Just look for a disappointed but calm ballclub that understands its travails may be just a necessary step in its long-range climb to success.

“We know what we’re in for here,” third baseman Ryan Zimmerman said. “It’s not like we have a $100 million team out there losing 12 in a row. We want to win just as much as any other team, but sometimes the other teams are just better.”

The other teams have played better than the Nationals now for two straight weeks. Wednesday’s 4-0 loss to the Philadelphia Phillies extended this slide to a dozen, tied for the longest losing streak in the majors this season.



Washington hasn’t won since its doubleheader sweep at Colorado on Aug. 7.

Since then, the losses have come in every manner and fashion, whether by blowout, by one run or somewhere in between. And after each one, Nationals players insist they’re not paying attention to the skid.

The focus remains on the present and the future.

“I think we’re pretty honest when we say we just want to win one game at a time,” Zimmerman said. “I couldn’t tell you what happened last week. I mean, it would be nice to win a few in a row. Nobody likes to lose. It sucks every night after we lose. But when we come here tomorrow, we’ll be ready to play and talking about the game today, not what happened yesterday.”

Consecutive loss No. 12 boasted some interesting developments, not the least of which was the fact Washington (44-83) was shut out for the 19th time this year, six more than any other club in the majors.

The Nationals’ lineup squandered countless opportunities to score. Phillies starter Brett Myers, who threw a nine-hit shutout, put four men on base in the first inning and put the leadoff man on three other times.

“The way the game started, I thought we were going to be able to do some damage,” manager Manny Acta said. “We were swinging the bat well early in the game. But after the first [three innings] of the game, he just threw a lot of strikes, pounded the strike zone.”

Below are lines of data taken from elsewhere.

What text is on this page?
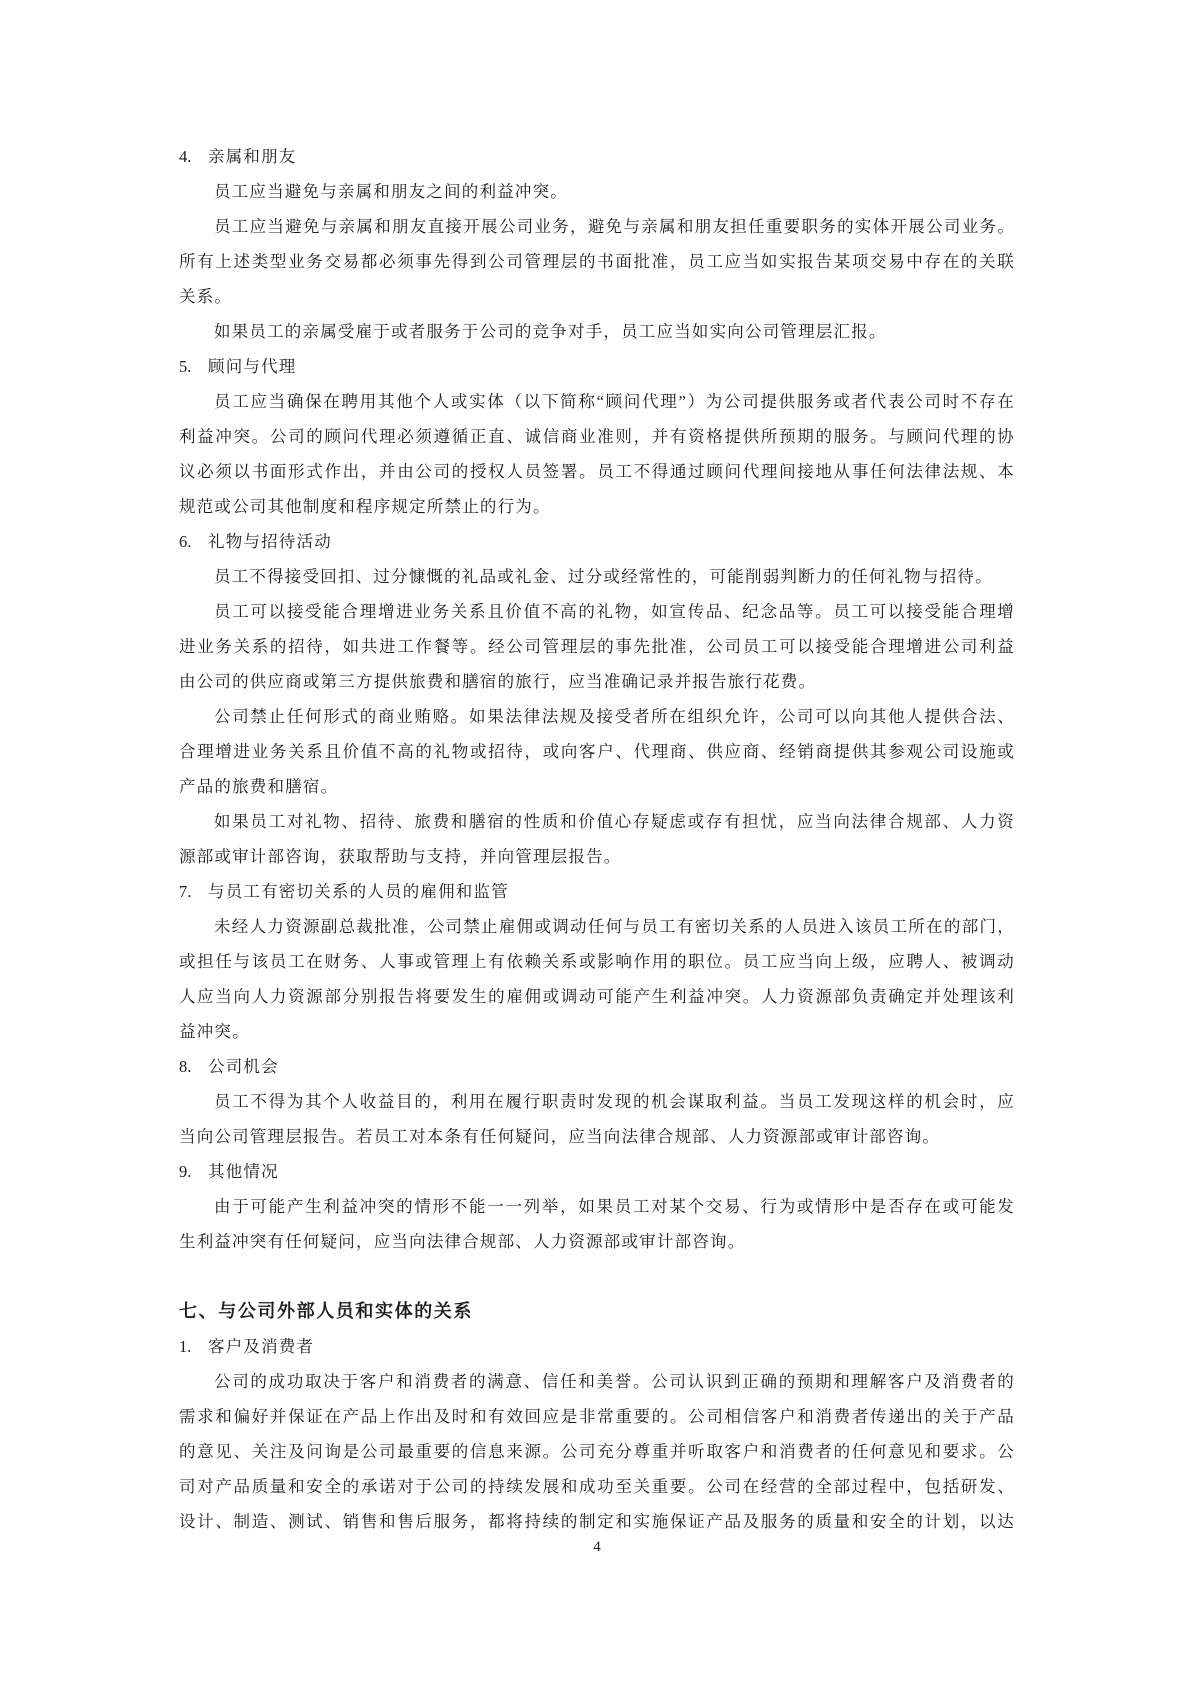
4. 亲属和朋友
员工应当避免与亲属和朋友之间的利益冲突。
员工应当避免与亲属和朋友直接开展公司业务，避免与亲属和朋友担任重要职务的实体开展公司业务。
所有上述类型业务交易都必须事先得到公司管理层的书面批准，员工应当如实报告某项交易中存在的关联
关系。
如果员工的亲属受雇于或者服务于公司的竞争对手，员工应当如实向公司管理层汇报。
5. 顾问与代理
员工应当确保在聘用其他个人或实体（以下简称“顾问代理”）为公司提供服务或者代表公司时不存在
利益冲突。公司的顾问代理必须遵循正直、诚信商业准则，并有资格提供所预期的服务。与顾问代理的协
议必须以书面形式作出，并由公司的授权人员签署。员工不得通过顾问代理间接地从事任何法律法规、本
规范或公司其他制度和程序规定所禁止的行为。
6. 礼物与招待活动
员工不得接受回扣、过分慷慨的礼品或礼金、过分或经常性的，可能削弱判断力的任何礼物与招待。
员工可以接受能合理增进业务关系且价值不高的礼物，如宣传品、纪念品等。员工可以接受能合理增
进业务关系的招待，如共进工作餐等。经公司管理层的事先批准，公司员工可以接受能合理增进公司利益
由公司的供应商或第三方提供旅费和膳宿的旅行，应当准确记录并报告旅行花费。
公司禁止任何形式的商业贿赂。如果法律法规及接受者所在组织允许，公司可以向其他人提供合法、
合理增进业务关系且价值不高的礼物或招待，或向客户、代理商、供应商、经销商提供其参观公司设施或
产品的旅费和膳宿。
如果员工对礼物、招待、旅费和膳宿的性质和价值心存疑虑或存有担忧，应当向法律合规部、人力资
源部或审计部咨询，获取帮助与支持，并向管理层报告。
7. 与员工有密切关系的人员的雇佣和监管
未经人力资源副总裁批准，公司禁止雇佣或调动任何与员工有密切关系的人员进入该员工所在的部门，
或担任与该员工在财务、人事或管理上有依赖关系或影响作用的职位。员工应当向上级，应聘人、被调动
人应当向人力资源部分别报告将要发生的雇佣或调动可能产生利益冲突。人力资源部负责确定并处理该利
益冲突。
8. 公司机会
员工不得为其个人收益目的，利用在履行职责时发现的机会谋取利益。当员工发现这样的机会时，应
当向公司管理层报告。若员工对本条有任何疑问，应当向法律合规部、人力资源部或审计部咨询。
9. 其他情况
由于可能产生利益冲突的情形不能一一列举，如果员工对某个交易、行为或情形中是否存在或可能发
生利益冲突有任何疑问，应当向法律合规部、人力资源部或审计部咨询。
七、与公司外部人员和实体的关系
1. 客户及消费者
公司的成功取决于客户和消费者的满意、信任和美誉。公司认识到正确的预期和理解客户及消费者的
需求和偏好并保证在产品上作出及时和有效回应是非常重要的。公司相信客户和消费者传递出的关于产品
的意见、关注及问询是公司最重要的信息来源。公司充分尊重并听取客户和消费者的任何意见和要求。公
司对产品质量和安全的承诺对于公司的持续发展和成功至关重要。公司在经营的全部过程中，包括研发、
设计、制造、测试、销售和售后服务，都将持续的制定和实施保证产品及服务的质量和安全的计划，以达
4
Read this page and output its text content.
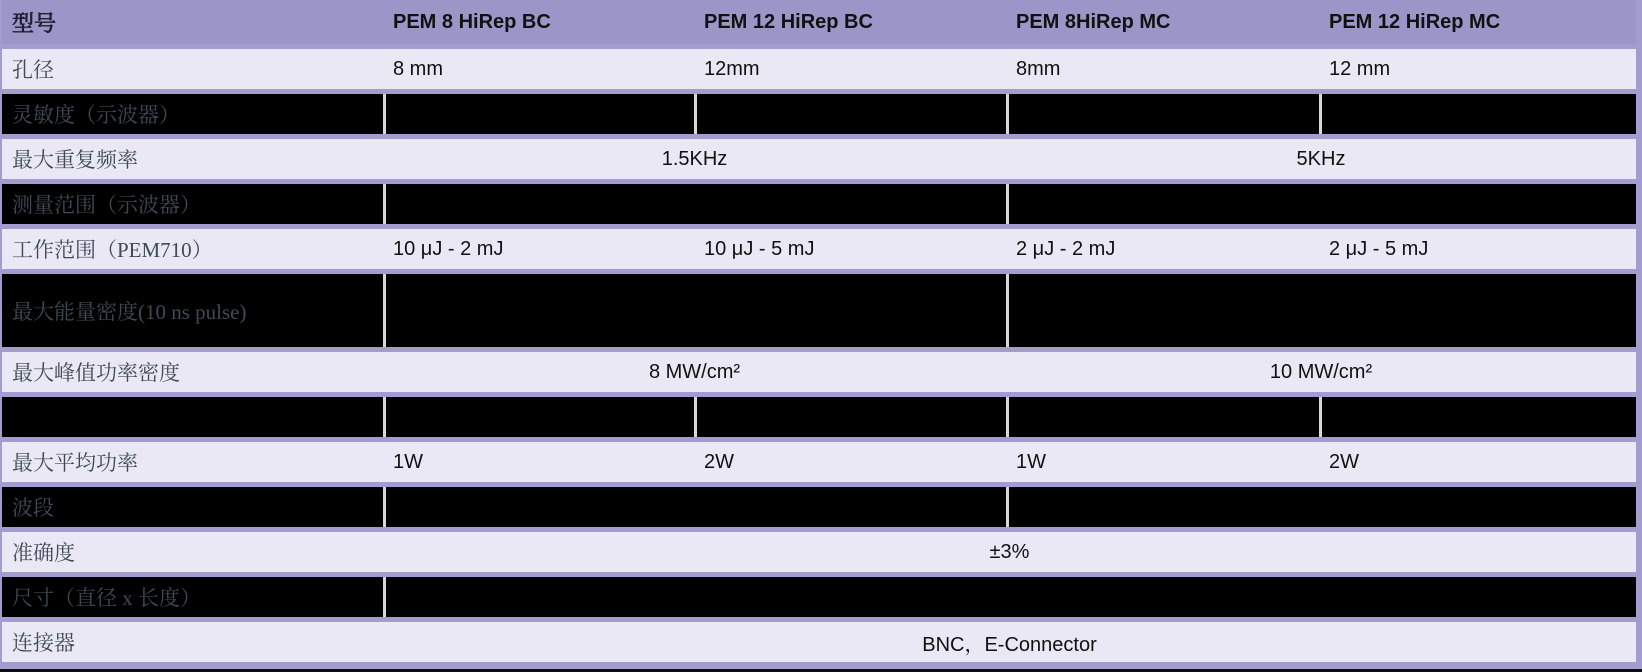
型号	PEM 8 HiRep BC	PEM 12 HiRep BC	PEM 8HiRep MC	PEM 12 HiRep MC
孔径	8 mm	12mm	8mm	12 mm
灵敏度（示波器）
最大重复频率	1.5KHz	5KHz
测量范围（示波器）
工作范围（PEM710）	10 μJ - 2 mJ	10 μJ - 5 mJ	2 μJ - 2 mJ	2 μJ - 5 mJ
最大能量密度(10 ns pulse)
最大峰值功率密度	8 MW/cm²	10 MW/cm²
最大平均功率	1W	2W	1W	2W
波段
准确度	±3%
尺寸（直径 x 长度）
连接器	BNC，E-Connector
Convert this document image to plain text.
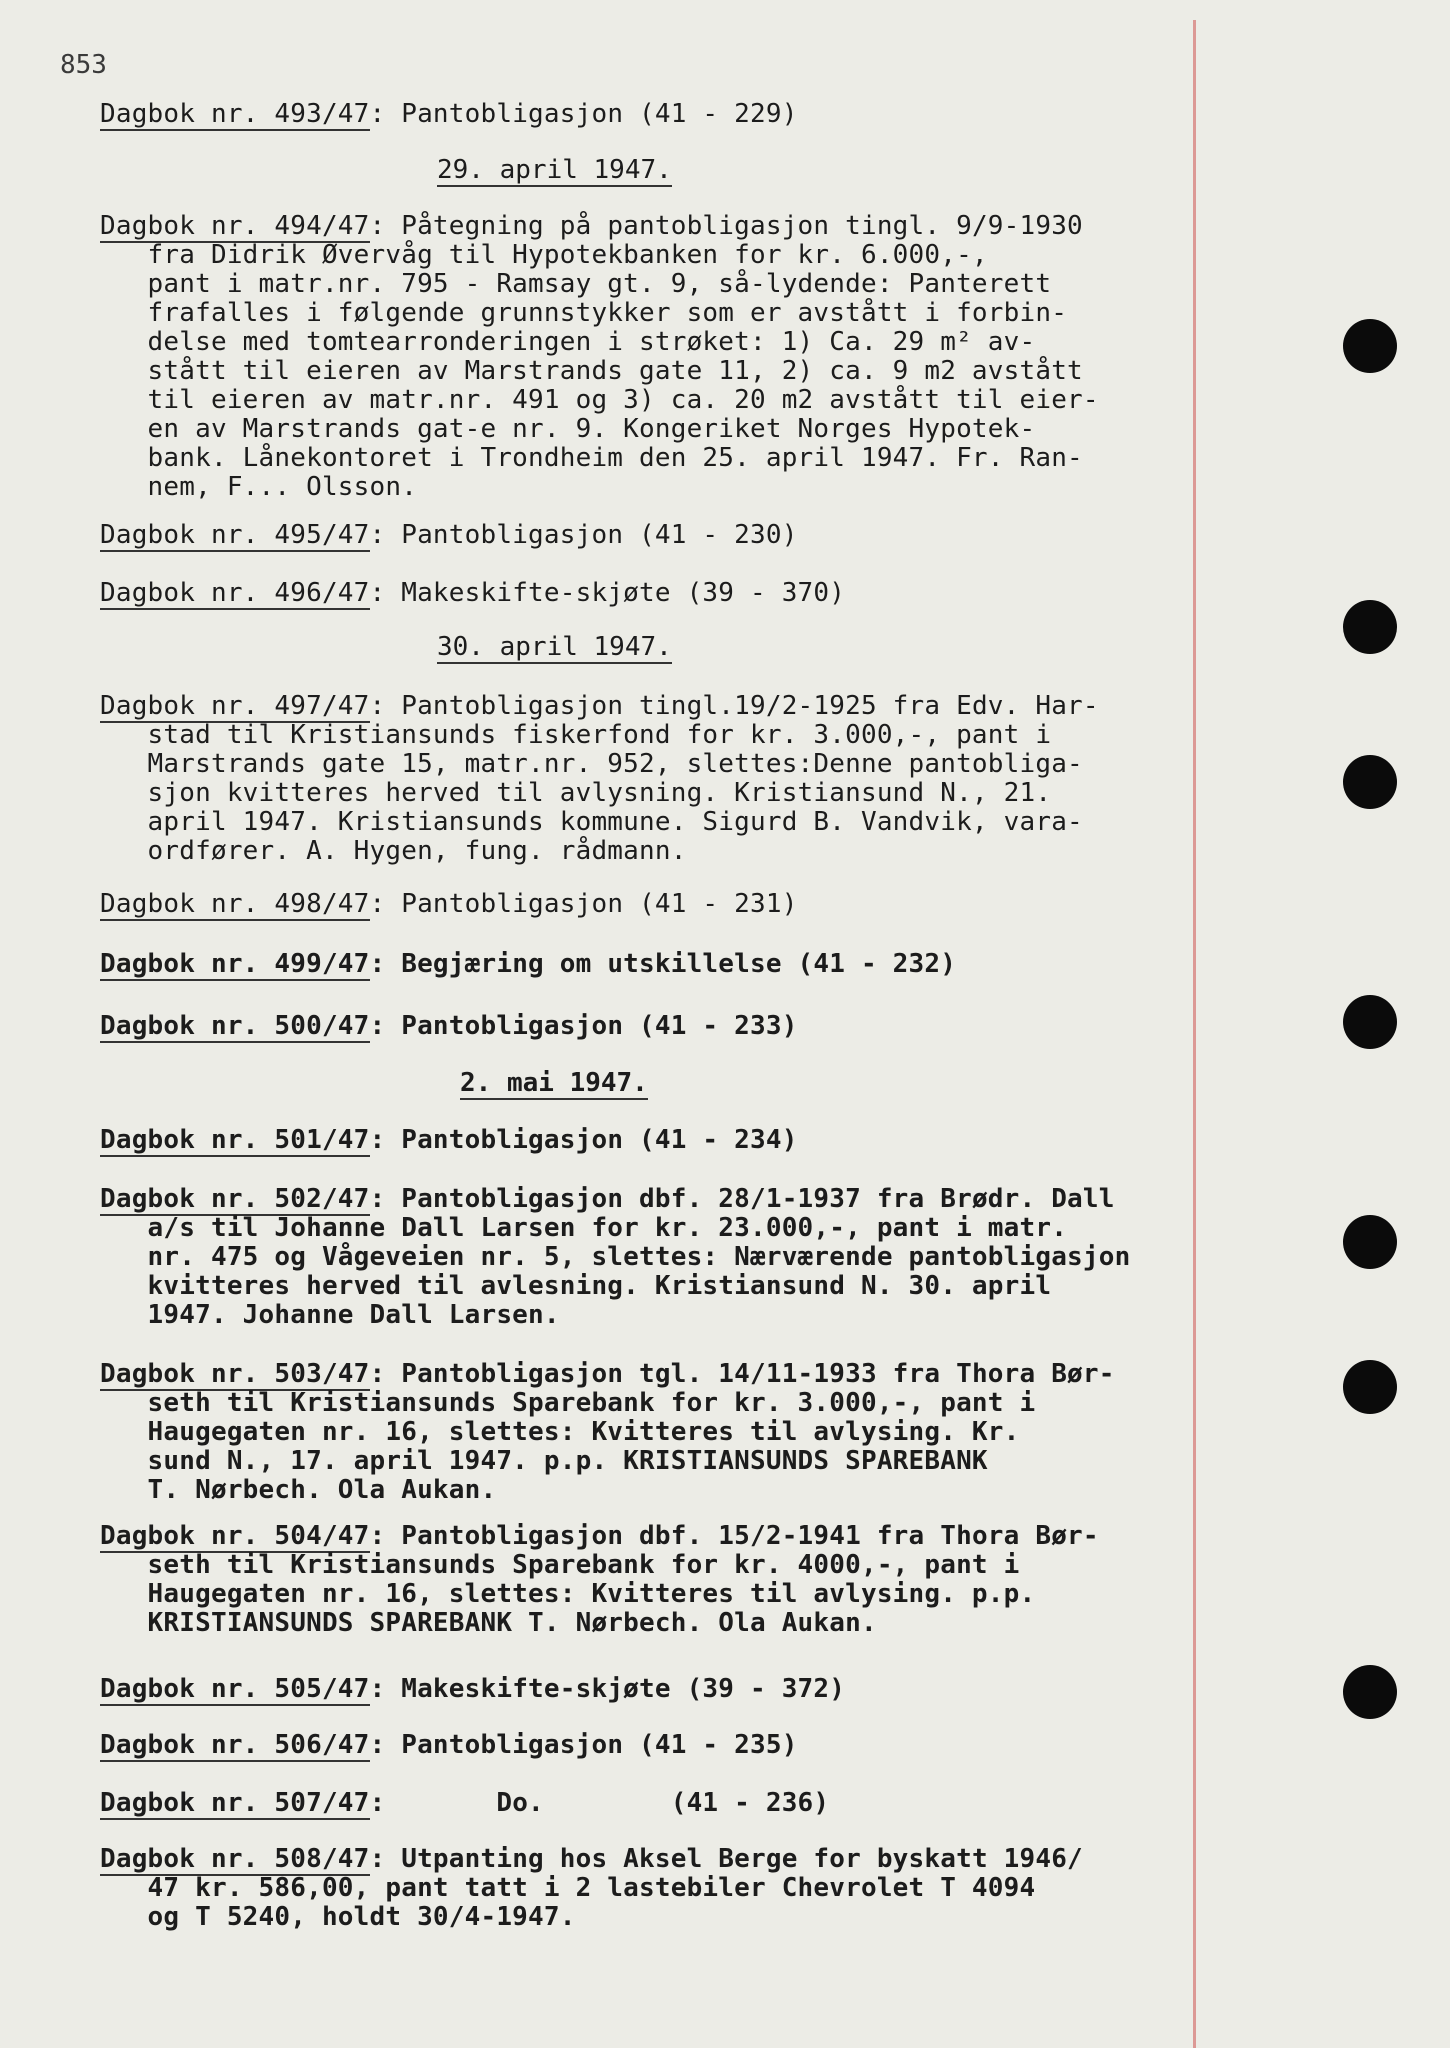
853
Dagbok nr. 493/47: Pantobligasjon (41 - 229)
29. april 1947.
Dagbok nr. 494/47: Påtegning på pantobligasjon tingl. 9/9-1930
fra Didrik Øvervåg til Hypotekbanken for kr. 6.000,-,
pant i matr.nr. 795 - Ramsay gt. 9, så-lydende: Panterett
frafalles i følgende grunnstykker som er avstått i forbin-
delse med tomtearronderingen i strøket: 1) Ca. 29 m² av-
stått til eieren av Marstrands gate 11, 2) ca. 9 m2 avstått
til eieren av matr.nr. 491 og 3) ca. 20 m2 avstått til eier-
en av Marstrands gat-e nr. 9. Kongeriket Norges Hypotek-
bank. Lånekontoret i Trondheim den 25. april 1947. Fr. Ran-
nem, F... Olsson.
Dagbok nr. 495/47: Pantobligasjon (41 - 230)
Dagbok nr. 496/47: Makeskifte-skjøte (39 - 370)
30. april 1947.
Dagbok nr. 497/47: Pantobligasjon tingl.19/2-1925 fra Edv. Har-
stad til Kristiansunds fiskerfond for kr. 3.000,-, pant i
Marstrands gate 15, matr.nr. 952, slettes:Denne pantobliga-
sjon kvitteres herved til avlysning. Kristiansund N., 21.
april 1947. Kristiansunds kommune. Sigurd B. Vandvik, vara-
ordfører. A. Hygen, fung. rådmann.
Dagbok nr. 498/47: Pantobligasjon (41 - 231)
Dagbok nr. 499/47: Begjæring om utskillelse (41 - 232)
Dagbok nr. 500/47: Pantobligasjon (41 - 233)
2. mai 1947.
Dagbok nr. 501/47: Pantobligasjon (41 - 234)
Dagbok nr. 502/47: Pantobligasjon dbf. 28/1-1937 fra Brødr. Dall
a/s til Johanne Dall Larsen for kr. 23.000,-, pant i matr.
nr. 475 og Vågeveien nr. 5, slettes: Nærværende pantobligasjon
kvitteres herved til avlesning. Kristiansund N. 30. april
1947. Johanne Dall Larsen.
Dagbok nr. 503/47: Pantobligasjon tgl. 14/11-1933 fra Thora Bør-
seth til Kristiansunds Sparebank for kr. 3.000,-, pant i
Haugegaten nr. 16, slettes: Kvitteres til avlysing. Kr.
sund N., 17. april 1947. p.p. KRISTIANSUNDS SPAREBANK
T. Nørbech. Ola Aukan.
Dagbok nr. 504/47: Pantobligasjon dbf. 15/2-1941 fra Thora Bør-
seth til Kristiansunds Sparebank for kr. 4000,-, pant i
Haugegaten nr. 16, slettes: Kvitteres til avlysing. p.p.
KRISTIANSUNDS SPAREBANK T. Nørbech. Ola Aukan.
Dagbok nr. 505/47: Makeskifte-skjøte (39 - 372)
Dagbok nr. 506/47: Pantobligasjon (41 - 235)
Dagbok nr. 507/47:       Do.        (41 - 236)
Dagbok nr. 508/47: Utpanting hos Aksel Berge for byskatt 1946/
47 kr. 586,00, pant tatt i 2 lastebiler Chevrolet T 4094
og T 5240, holdt 30/4-1947.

The victim of all that was starter Collin Balester.

“He’s learning,” Acta said. “He’s going to give us some good ones. He’s going to give us some shaky ones. And we’re going to have to live through it.”

Balester has blown away hitters early in games - they hit .178 against him the first time around the order. But the more they see the 22-year-old right-hander, the more they start to figure him out. Opponents hit .306 in their second at-bats against him and .341 after that.

The trend continued Wednesday, with Balester (2-6) allowing one run through his first four innings before running into real trouble. With a man on and no one out in the fifth, he left a fastball up in the strike zone, and Greg Dobbs crushed it to right for a two-run homer.

“If you’re consistently up in the zone, they’re going to keep seeing it up there, and they’re going to recognize it out of your hand,” Balester said. “And if the ball’s up, they’re going to crush it.”

By the time the fifth inning ended, the Phillies held a 4-0 lead.

Afterward, inside the clubhouse, Washington’s manager again tried to set the tone for his players, accepting the outcome with grace and perspective.

“I’ve had better days,” Acta said. “I’ve had better weeks. I’ve had better months. But I don’t regret anything. We’re here battling it out. I don’t remember losing as many games anywhere else, but hey, you can’t erase it. You’ve just got to try to snap out of it.”

Note - The Nationals will host the defending World Series champion Boston Red Sox in interleague play next summer, according to a preliminary draft of the major league schedule that all 30 teams received.

They are slated to face every team from the American League East, same as they did in 2006, with the venues switched around this time. Washington will host the Red Sox and the Toronto Blue Jays and will go on the road to play the Tampa Bay Rays and the New York Yankees.